COLUMN(1) BSD General Commands Manual COLUMN(1)
NAME
column - columnate lists
SYNOPSIS
column [-ntx] [-c columns] [-s sep] [file ...]
DESCRIPTION
The column utility formats its input into multiple columns. Rows are
filled before columns. Input is taken from file operands, or, by
default, from the standard input. Empty lines are ignored.
The options are as follows:
-c Output is formatted for a display columns wide.

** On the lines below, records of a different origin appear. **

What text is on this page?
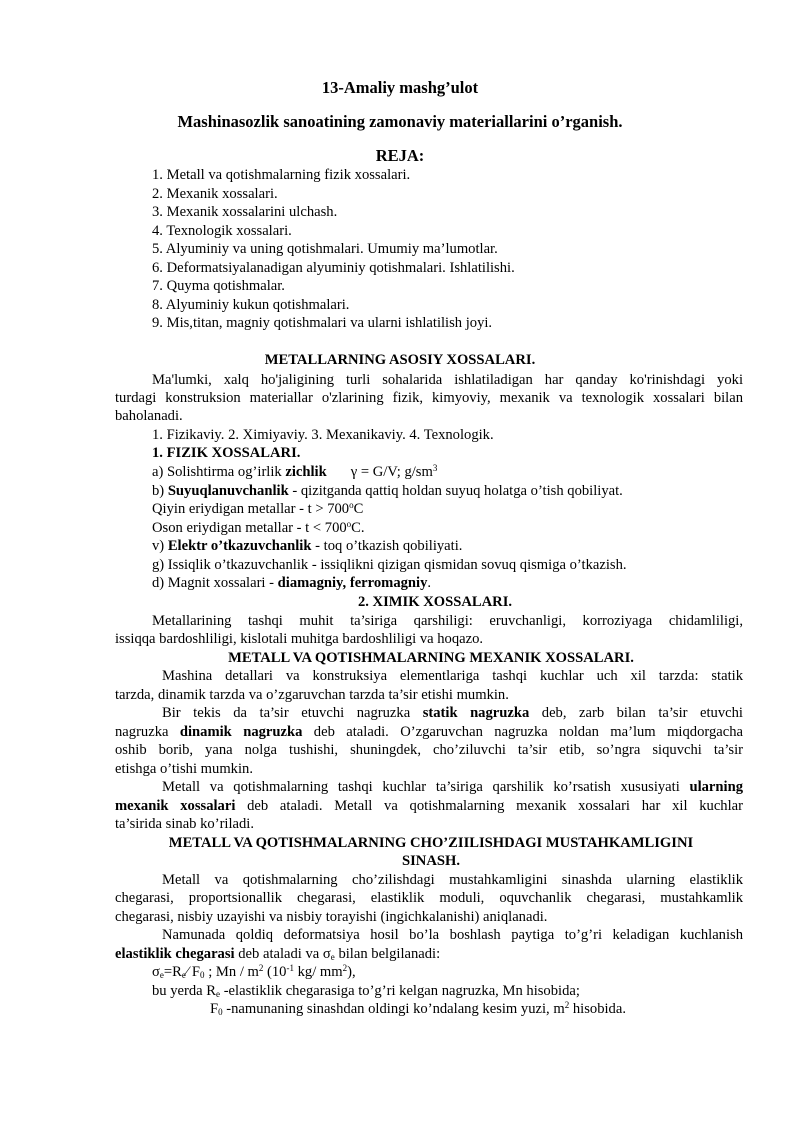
13-Amaliy mashg’ulot
Mashinasozlik sanoatining zamonaviy materiallarini o’rganish.
REJA:
1. Metall va qotishmalarning fizik xossalari.
2. Mexanik xossalari.
3. Mexanik xossalarini ulchash.
4. Texnologik xossalari.
5. Alyuminiy va uning qotishmalari. Umumiy ma’lumotlar.
6. Deformatsiyalanadigan alyuminiy qotishmalari. Ishlatilishi.
7. Quyma qotishmalar.
8. Alyuminiy kukun qotishmalari.
9. Mis,titan, magniy qotishmalari va ularni ishlatilish joyi.
METALLARNING ASOSIY XOSSALARI.
Ma'lumki, xalq ho'jaligining turli sohalarida ishlatiladigan har qanday ko'rinishdagi yoki
turdagi konstruksion materiallar o'zlarining fizik, kimyoviy, mexanik va texnologik xossalari bilan
baholanadi.
1. Fizikaviy. 2. Ximiyaviy. 3. Mexanikaviy. 4. Texnologik.
1. FIZIK XOSSALARI.
a) Solishtirma og’irlik zichlik γ = G/V; $g/sm^3$
b) Suyuqlanuvchanlik - qizitganda qattiq holdan suyuq holatga o’tish qobiliyat.
Qiyin eriydigan metallar - $t > 700^oC$
Oson eriydigan metallar - $t < 700^oC$.
v) Elektr o’tkazuvchanlik - toq o’tkazish qobiliyati.
g) Issiqlik o’tkazuvchanlik - issiqlikni qizigan qismidan sovuq qismiga o’tkazish.
d) Magnit xossalari - diamagniy, ferromagniy.
2. XIMIK XOSSALARI.
Metallarining tashqi muhit ta’siriga qarshiligi: eruvchanligi, korroziyaga chidamliligi,
issiqqa bardoshliligi, kislotali muhitga bardoshliligi va hoqazo.
METALL VA QOTISHMALARNING MEXANIK XOSSALARI.
Mashina detallari va konstruksiya elementlariga tashqi kuchlar uch xil tarzda: statik
tarzda, dinamik tarzda va o’zgaruvchan tarzda ta’sir etishi mumkin.
Bir tekis da ta’sir etuvchi nagruzka statik nagruzka deb, zarb bilan ta’sir etuvchi
nagruzka dinamik nagruzka deb ataladi. O’zgaruvchan nagruzka noldan ma’lum miqdorgacha
oshib borib, yana nolga tushishi, shuningdek, cho’ziluvchi ta’sir etib, so’ngra siquvchi ta’sir
etishga o’tishi mumkin.
Metall va qotishmalarning tashqi kuchlar ta’siriga qarshilik ko’rsatish xususiyati ularning
mexanik xossalari deb ataladi. Metall va qotishmalarning mexanik xossalari har xil kuchlar
ta’sirida sinab ko’riladi.
METALL VA QOTISHMALARNING CHO’ZIILISHDAGI MUSTAHKAMLIGINI
SINASH.
Metall va qotishmalarning cho’zilishdagi mustahkamligini sinashda ularning elastiklik
chegarasi, proportsionallik chegarasi, elastiklik moduli, oquvchanlik chegarasi, mustahkamlik
chegarasi, nisbiy uzayishi va nisbiy torayishi (ingichkalanishi) aniqlanadi.
Namunada qoldiq deformatsiya hosil bo’la boshlash paytiga to’g’ri keladigan kuchlanish
elastiklik chegarasi deb ataladi va $\sigma_e$ bilan belgilanadi:
$\sigma_e=R_e⁄$ $F_0$ ; Mn / $m^2$ ($10^{-1}$ kg/ $mm^2$),
bu yerda $R_e$ -elastiklik chegarasiga to’g’ri kelgan nagruzka, Mn hisobida;
$F_0$ -namunaning sinashdan oldingi ko’ndalang kesim yuzi, $m^2$ hisobida.
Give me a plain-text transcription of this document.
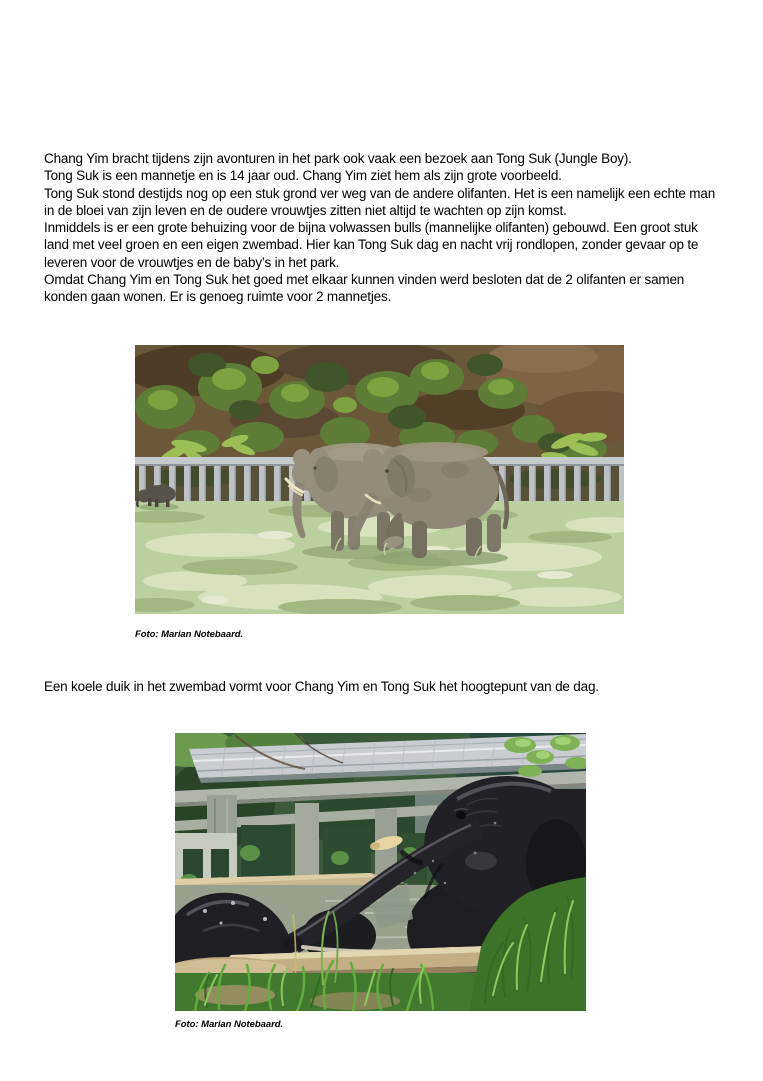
Chang Yim bracht tijdens zijn avonturen in het park ook vaak een bezoek aan Tong Suk (Jungle Boy).
Tong Suk is een mannetje en is 14 jaar oud. Chang Yim ziet hem als zijn grote voorbeeld.
Tong Suk stond destijds nog op een stuk grond ver weg van de andere olifanten. Het is een namelijk een echte man
in de bloei van zijn leven en de oudere vrouwtjes zitten niet altijd te wachten op zijn komst.
Inmiddels is er een grote behuizing voor de bijna volwassen bulls (mannelijke olifanten) gebouwd. Een groot stuk
land met veel groen en een eigen zwembad. Hier kan Tong Suk dag en nacht vrij rondlopen, zonder gevaar op te
leveren voor de vrouwtjes en de baby’s in het park.
Omdat Chang Yim en Tong Suk het goed met elkaar kunnen vinden werd besloten dat de 2 olifanten er samen
konden gaan wonen. Er is genoeg ruimte voor 2 mannetjes.
Foto: Marian Notebaard.
Een koele duik in het zwembad vormt voor Chang Yim en Tong Suk het hoogtepunt van de dag.
Foto: Marian Notebaard.
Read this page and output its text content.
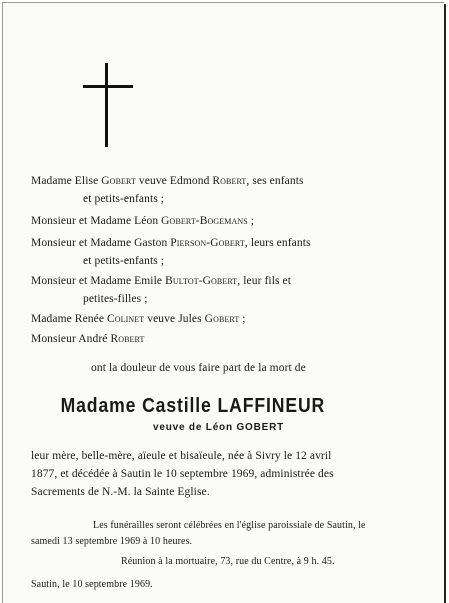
Madame Elise Gobert veuve Edmond Robert, ses enfants
et petits-enfants ;
Monsieur et Madame Léon Gobert-Bogemans ;
Monsieur et Madame Gaston Pierson-Gobert, leurs enfants
et petits-enfants ;
Monsieur et Madame Emile Bultot-Gobert, leur fils et
petites-filles ;
Madame Renée Colinet veuve Jules Gobert ;
Monsieur André Robert
ont la douleur de vous faire part de la mort de
Madame Castille LAFFINEUR
veuve de Léon GOBERT
leur mère, belle-mère, aïeule et bisaïeule, née à Sivry le 12 avril
1877, et décédée à Sautin le 10 septembre 1969, administrée des
Sacrements de N.-M. la Sainte Eglise.
Les funérailles seront célébrées en l'église paroissiale de Sautin, le
samedi 13 septembre 1969 à 10 heures.
Réunion à la mortuaire, 73, rue du Centre, à 9 h. 45.
Sautin, le 10 septembre 1969.
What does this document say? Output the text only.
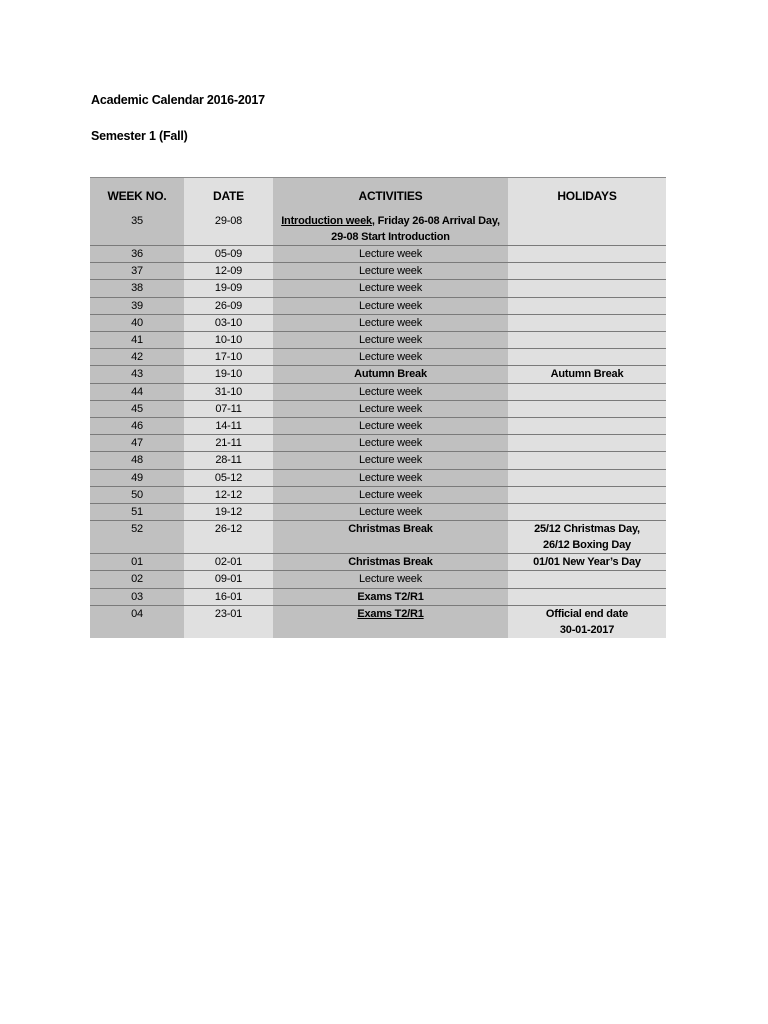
Academic Calendar 2016-2017
Semester 1 (Fall)
WEEK NO.	DATE	ACTIVITIES	HOLIDAYS
35	29-08	Introduction week, Friday 26-08 Arrival Day, 29-08 Start Introduction	
36	05-09	Lecture week	
37	12-09	Lecture week	
38	19-09	Lecture week	
39	26-09	Lecture week	
40	03-10	Lecture week	
41	10-10	Lecture week	
42	17-10	Lecture week	
43	19-10	Autumn Break	Autumn Break
44	31-10	Lecture week	
45	07-11	Lecture week	
46	14-11	Lecture week	
47	21-11	Lecture week	
48	28-11	Lecture week	
49	05-12	Lecture week	
50	12-12	Lecture week	
51	19-12	Lecture week	
52	26-12	Christmas Break	25/12 Christmas Day, 26/12 Boxing Day
01	02-01	Christmas Break	01/01 New Year’s Day
02	09-01	Lecture week	
03	16-01	Exams T2/R1	
04	23-01	Exams T2/R1	Official end date 30-01-2017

-n By default, the column command will merge multiple adjacent
delimiters into a single delimiter when using the -t option; this
option disables that behavior.
-s Specify a set of characters to be used to delimit columns for the
-t option.
-t Determine the number of columns the input contains and create a
table. Columns are delimited with whitespace, by default, or
with the characters supplied using the -s option. Useful for
pretty-printing displays.
-x Fill columns before filling rows.
DIAGNOSTICS
The column utility exits 0 on success, and >0 if an error occurs.
ENVIRONMENT
COLUMNS The environment variable COLUMNS is used to determine the size
of the screen if no other information is available.
EXAMPLES
To add headings to the output of ls(1):
(echo "PERM LINKS OWNER GROUP SIZE MONTH DAY HH:MM/YEAR NAME"; \
LANG=C ls -l | sed 1d) | column -t
To print the wordlist in columns:
column /usr/share/dict/words
The previous examples fills rows before columns (the first column might
start with aardvark, while the second with mighty). To fill columns
before rows (such that the first line might contain aardvark and abacus):
column -x /usr/share/dict
SEE ALSO
colrm(1), ls(1), paste(1), sort(1)
HISTORY
The column command appeared in 4.3BSD-Reno.